Kaimur (Bihar in India), SVM News, July 26, 2007: An Indian Urdu primary school is located inside a 200 year old Muslim graveyard at Kohari village in Kaimur district in Bihar State of India, which is about 130 miles from Patna, the capital city of Bihar.

More than 200 children in between 5 to 12 years of age learn their first lessons on reading and writing in this school. Most of the classes are held in the open in the graveyard. The children play and eat also amidst the dead.

It was running in the graveyard for many years. But the children at the school are now complaining of having recurring nightmares about ghosts and have appealed to authorities to shift them from the site.

The school is being run in just two rooms that are not spacious enough to accommodate all students.

The graveyard, however, has over 100 tombs and dozens of fresh graves -- most of them shallow -- dug in recent months. It has further crowded the burial ground.

"I have stopped going to school after many dead people walked out of their graves and came into my dreams, ordering me to reach school on time," said six-year-old Raqib Ansari.

Nuresha Kaitoon, a student, said: "We play and study in the graveyard. When asleep at home, we get weird dreams. Like the one, in which a man with a beard comes shouting at us and orders us to go to school. When it's dark, we are very scared."

Some of the parents have complained that their children are not taking proper sleep. They are afraid of ghosts at their school and it's affecting their health as well.

Iltaf Hussain, parent of a student, said: "The children play and study at the graveyard. When children realise that they are amidst dead men, they get nightmares and are scared."

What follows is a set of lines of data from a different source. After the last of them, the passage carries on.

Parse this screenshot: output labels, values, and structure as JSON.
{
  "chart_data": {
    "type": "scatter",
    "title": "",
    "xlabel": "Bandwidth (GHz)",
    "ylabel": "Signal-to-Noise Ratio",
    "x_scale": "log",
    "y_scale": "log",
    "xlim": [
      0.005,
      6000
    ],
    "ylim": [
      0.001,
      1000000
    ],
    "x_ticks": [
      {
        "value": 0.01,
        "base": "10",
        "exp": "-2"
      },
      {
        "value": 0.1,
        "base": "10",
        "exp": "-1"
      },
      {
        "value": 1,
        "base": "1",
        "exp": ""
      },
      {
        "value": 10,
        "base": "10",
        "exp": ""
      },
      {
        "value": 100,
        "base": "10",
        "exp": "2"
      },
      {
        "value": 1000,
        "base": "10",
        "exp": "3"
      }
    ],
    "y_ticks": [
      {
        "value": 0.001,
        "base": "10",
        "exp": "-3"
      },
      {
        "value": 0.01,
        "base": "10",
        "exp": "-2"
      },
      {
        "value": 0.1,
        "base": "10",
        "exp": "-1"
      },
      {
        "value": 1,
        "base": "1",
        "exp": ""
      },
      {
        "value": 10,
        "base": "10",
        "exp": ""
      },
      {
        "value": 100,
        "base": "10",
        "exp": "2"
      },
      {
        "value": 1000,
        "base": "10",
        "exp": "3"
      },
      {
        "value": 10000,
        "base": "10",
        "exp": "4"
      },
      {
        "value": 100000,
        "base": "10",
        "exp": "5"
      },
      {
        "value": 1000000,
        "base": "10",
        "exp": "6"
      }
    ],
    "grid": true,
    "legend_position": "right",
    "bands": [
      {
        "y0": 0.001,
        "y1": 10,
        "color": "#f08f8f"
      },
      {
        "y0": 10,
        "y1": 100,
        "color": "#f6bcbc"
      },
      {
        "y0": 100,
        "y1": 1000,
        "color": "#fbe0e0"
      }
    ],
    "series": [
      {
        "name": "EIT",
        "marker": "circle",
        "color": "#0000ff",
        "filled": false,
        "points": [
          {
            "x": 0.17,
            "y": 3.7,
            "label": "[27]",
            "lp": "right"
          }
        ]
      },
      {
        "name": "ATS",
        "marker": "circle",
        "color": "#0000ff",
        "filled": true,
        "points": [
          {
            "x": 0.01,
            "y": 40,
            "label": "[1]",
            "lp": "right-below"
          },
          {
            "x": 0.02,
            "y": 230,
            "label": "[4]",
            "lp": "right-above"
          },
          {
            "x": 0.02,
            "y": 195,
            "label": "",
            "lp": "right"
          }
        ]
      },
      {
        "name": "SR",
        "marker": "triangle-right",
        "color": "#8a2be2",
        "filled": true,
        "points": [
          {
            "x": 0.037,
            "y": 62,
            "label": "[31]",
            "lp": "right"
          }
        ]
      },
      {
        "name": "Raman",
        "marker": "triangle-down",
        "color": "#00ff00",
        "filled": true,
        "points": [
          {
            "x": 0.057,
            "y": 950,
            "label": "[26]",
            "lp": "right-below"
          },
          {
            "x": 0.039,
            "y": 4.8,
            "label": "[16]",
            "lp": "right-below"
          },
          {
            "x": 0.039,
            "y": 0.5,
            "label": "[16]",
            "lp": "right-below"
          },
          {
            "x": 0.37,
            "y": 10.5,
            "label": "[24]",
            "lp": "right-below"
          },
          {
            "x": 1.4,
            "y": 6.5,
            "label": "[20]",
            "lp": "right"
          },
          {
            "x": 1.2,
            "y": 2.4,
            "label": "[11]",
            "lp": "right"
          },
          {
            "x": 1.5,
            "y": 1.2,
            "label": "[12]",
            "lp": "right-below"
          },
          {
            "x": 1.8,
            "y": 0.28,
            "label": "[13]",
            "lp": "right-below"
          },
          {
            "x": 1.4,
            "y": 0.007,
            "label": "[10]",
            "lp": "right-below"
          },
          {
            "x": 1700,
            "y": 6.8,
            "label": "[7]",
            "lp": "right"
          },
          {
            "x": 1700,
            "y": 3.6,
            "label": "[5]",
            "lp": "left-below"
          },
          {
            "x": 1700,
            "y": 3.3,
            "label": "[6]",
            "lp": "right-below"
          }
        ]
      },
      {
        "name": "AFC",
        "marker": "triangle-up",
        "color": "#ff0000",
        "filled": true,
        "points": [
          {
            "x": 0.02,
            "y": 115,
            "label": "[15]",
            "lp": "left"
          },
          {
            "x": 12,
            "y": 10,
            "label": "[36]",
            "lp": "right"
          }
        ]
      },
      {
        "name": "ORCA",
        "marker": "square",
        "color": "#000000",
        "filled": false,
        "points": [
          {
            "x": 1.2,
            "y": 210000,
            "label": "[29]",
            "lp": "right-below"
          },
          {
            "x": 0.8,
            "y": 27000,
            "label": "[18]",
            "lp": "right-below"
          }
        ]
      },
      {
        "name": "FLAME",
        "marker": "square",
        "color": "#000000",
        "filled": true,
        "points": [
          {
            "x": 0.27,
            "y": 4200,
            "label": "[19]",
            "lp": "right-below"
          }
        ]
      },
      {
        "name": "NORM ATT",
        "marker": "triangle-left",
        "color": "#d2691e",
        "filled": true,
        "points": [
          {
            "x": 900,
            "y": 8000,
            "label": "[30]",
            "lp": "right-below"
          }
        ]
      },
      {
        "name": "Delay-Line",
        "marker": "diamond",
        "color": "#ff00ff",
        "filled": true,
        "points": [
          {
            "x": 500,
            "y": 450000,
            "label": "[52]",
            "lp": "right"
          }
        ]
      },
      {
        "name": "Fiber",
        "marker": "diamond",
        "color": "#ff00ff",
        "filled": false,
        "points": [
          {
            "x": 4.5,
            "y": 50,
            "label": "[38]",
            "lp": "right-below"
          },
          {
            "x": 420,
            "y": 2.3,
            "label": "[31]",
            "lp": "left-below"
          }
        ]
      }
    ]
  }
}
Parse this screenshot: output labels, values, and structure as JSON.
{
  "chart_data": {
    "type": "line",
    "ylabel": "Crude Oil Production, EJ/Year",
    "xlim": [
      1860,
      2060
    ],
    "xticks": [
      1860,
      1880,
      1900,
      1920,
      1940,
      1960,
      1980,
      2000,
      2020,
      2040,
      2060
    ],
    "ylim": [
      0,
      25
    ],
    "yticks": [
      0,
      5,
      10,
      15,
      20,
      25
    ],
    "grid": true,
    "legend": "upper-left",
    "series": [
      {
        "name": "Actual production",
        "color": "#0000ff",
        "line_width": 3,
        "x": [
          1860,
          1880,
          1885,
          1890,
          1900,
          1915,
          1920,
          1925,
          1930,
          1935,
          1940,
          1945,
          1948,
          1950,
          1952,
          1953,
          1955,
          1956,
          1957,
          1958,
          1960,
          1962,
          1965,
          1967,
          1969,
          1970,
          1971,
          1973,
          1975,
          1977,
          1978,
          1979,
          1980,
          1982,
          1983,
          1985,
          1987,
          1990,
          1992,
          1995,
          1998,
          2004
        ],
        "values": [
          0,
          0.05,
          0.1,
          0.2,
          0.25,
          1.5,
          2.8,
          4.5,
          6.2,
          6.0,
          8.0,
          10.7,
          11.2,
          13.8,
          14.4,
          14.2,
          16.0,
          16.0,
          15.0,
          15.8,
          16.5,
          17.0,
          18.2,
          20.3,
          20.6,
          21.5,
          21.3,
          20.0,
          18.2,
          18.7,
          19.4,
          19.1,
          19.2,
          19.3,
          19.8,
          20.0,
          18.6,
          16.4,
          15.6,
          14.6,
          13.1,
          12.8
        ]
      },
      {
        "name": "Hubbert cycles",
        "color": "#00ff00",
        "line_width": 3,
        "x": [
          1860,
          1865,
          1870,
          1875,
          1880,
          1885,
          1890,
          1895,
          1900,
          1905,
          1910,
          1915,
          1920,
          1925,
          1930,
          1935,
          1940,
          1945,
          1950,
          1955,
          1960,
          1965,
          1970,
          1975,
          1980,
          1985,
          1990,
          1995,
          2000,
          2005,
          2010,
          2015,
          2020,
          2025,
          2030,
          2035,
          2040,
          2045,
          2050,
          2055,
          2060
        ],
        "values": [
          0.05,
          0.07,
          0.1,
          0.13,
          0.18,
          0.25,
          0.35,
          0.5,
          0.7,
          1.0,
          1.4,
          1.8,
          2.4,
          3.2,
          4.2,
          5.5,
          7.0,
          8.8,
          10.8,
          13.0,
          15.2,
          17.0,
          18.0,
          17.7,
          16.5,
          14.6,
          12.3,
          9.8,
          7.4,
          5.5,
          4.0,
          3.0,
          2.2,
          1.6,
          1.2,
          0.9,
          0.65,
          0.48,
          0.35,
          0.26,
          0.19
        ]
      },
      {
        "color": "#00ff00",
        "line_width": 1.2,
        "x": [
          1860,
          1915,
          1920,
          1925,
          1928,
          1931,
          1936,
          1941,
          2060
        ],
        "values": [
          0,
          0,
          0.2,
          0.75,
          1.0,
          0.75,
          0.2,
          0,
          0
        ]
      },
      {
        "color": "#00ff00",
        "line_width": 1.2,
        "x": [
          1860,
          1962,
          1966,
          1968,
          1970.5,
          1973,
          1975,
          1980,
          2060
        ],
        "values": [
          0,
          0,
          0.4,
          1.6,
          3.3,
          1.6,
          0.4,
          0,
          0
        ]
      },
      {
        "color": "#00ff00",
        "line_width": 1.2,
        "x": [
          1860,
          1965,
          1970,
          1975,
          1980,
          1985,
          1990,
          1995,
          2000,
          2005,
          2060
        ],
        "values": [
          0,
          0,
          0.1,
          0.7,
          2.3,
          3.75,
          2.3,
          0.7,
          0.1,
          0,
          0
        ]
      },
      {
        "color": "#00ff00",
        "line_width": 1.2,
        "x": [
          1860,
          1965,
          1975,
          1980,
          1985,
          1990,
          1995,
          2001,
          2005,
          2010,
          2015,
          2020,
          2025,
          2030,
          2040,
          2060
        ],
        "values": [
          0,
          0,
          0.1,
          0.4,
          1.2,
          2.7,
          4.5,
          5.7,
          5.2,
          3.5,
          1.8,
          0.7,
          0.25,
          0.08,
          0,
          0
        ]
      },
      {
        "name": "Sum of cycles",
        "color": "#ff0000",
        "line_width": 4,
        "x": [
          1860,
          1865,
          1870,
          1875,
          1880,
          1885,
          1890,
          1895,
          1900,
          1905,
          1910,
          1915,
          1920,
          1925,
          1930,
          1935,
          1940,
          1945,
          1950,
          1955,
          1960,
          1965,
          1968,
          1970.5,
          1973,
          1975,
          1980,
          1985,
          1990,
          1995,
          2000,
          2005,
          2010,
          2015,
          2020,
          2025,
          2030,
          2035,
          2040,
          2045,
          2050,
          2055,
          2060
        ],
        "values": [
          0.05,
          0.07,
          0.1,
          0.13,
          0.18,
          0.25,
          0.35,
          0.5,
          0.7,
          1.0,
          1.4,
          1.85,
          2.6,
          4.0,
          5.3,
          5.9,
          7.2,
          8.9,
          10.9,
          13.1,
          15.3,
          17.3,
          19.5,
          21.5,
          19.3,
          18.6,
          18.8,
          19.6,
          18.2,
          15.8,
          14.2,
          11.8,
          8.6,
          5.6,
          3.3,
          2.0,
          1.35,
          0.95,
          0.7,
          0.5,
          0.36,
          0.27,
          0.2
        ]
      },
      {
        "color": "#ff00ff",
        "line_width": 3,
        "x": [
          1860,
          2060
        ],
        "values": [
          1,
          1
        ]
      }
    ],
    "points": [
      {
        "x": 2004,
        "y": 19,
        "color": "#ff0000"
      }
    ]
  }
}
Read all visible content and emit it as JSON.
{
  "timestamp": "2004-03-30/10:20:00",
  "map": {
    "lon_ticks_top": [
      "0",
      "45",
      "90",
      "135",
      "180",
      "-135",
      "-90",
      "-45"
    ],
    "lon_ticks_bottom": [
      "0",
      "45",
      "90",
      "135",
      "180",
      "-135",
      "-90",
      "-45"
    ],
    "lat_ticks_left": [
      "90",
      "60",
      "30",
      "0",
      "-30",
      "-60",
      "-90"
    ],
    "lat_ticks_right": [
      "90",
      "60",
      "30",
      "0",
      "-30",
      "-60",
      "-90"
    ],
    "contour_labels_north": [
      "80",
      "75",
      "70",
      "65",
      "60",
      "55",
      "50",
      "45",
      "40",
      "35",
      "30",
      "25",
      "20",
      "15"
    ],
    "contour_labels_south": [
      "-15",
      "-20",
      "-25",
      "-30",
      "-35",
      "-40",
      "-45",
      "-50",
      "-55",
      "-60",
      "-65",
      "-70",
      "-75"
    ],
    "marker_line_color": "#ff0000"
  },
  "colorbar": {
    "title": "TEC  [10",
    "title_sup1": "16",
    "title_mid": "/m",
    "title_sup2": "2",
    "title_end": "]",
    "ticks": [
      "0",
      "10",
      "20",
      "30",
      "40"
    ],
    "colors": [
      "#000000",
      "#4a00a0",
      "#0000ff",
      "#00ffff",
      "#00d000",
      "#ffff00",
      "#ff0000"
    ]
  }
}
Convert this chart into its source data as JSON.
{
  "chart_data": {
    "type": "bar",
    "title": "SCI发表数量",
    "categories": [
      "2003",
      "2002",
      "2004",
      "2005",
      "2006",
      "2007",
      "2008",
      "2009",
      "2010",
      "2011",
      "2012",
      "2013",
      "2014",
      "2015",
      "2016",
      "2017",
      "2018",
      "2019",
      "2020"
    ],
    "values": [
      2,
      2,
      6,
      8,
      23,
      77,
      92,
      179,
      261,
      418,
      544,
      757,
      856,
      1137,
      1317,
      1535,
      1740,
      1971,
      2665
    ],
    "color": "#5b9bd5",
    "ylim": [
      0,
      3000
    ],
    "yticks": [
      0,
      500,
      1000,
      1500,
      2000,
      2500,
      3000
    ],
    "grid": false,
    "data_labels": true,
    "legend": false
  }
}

"They used to play and study together and finish their lunch boxes while sitting on top of concrete graves but now the ghosts have come to haunt them at night and they are falling ill," Riyazuddin Ansari, father of another student said.

"We have no other option, but to send our children to the graveyard school. Because the next nearest school is at least four hours away from our village. It is not possible for us to admit our little children such far away," Naseem Ahmad told to the SVM News Service.

"It is really an unusual school, as children spend hours surrounded by graves," said Majeed Ansari, an elderly person of Kohari village who is one of the founders of the school.

"We started this school in the 60s in a thatched hut in the graveyard, as there was no other place to set up it. The villagers did not object since nobody was ready to donate a small piece of land for it," Majeed Ansari told to Paul Ciniraj, the Director of the Salem Voice Ministries and SVM News Service. "Though most students in the school are Muslims, it does have dozens of Hindu children on its rolls," he continued.

"A few years ago the local administration built three rooms for the school following the intervention of village head. However, one of three rooms is being used as the school office while the other two are not big enough to accommodate hundreds of children," Majeed Ansari added.

School teachers admit that some parents have complained about evil spirits and ghost haunting their children. Several horror stories have also been doing the rounds for years. Rumours say children, who attend the school, are given sweets and chocolates by ghosts.

Authorities in densely populated Bihar said they were trying to provide new land for the school.

"Maybe the dead are not enjoying the noise inside the graveyard any more, but we are looking into the matter," said Ram Yash Singh, a village council official.

Hundreds of children at the school accompanied by their parents, marched to the office of a senior district official, asking for the school to be shifted away from the graveyard before last week.

If God willing, Salem Voice Ministries pray and plan to start a village school over there as its mission. We look unto God for it. SVM director said.